New and growing well-documented, feature-complete I2C device library

In terms of doing a slave module, I feel that it would be best to do it like I2C EEPROM:

On construction / init: User passes object a pointer to a preallocated buffer and the length of the buffer
On master write: first byte or first word (depending on how you want to do it) parks read pointer at a specified index
Any further bytes sent are added sequentially starting from pointer to the buffer.
For ex: (using word addressing)
START 0x00 0x00 0x01 STOP
would write 0x01 to buf[0]
START 0x00 0x02 0x01 0x02 0x03 STOP
would write 0x01 to buf[0x02], 0x02 to buf[0x03], and so on.
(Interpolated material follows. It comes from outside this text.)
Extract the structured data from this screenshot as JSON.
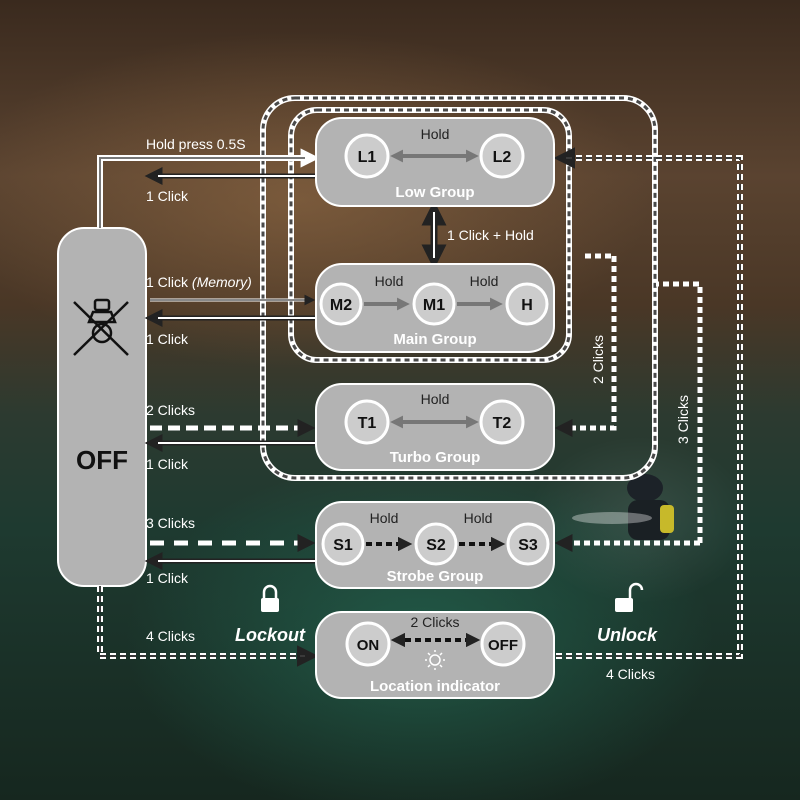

On master read: return sequential data starting from where the read pointer was parked in the previous write, incrementing index each time
If overflow (master wants to read past length - 1) continue to return last byte

I think that this mostly removes the need for various protocols: it also has the advantage of the ability to pass a struct into the byte* instead of an array, which makes it very easy to use after initial set up.

Another suggestion is to include a detect method for devices with multiple possible addresses. This method would return true if the start byte is ACKed, and false otherwise - that way it can dynamically get the actual address to use.

for ex:
Device can be at 0x4A or 0x4B

0x4A(W) -> no ACK move to 0x4B
0x4B(W) -> ACK use 0x4B for future communications.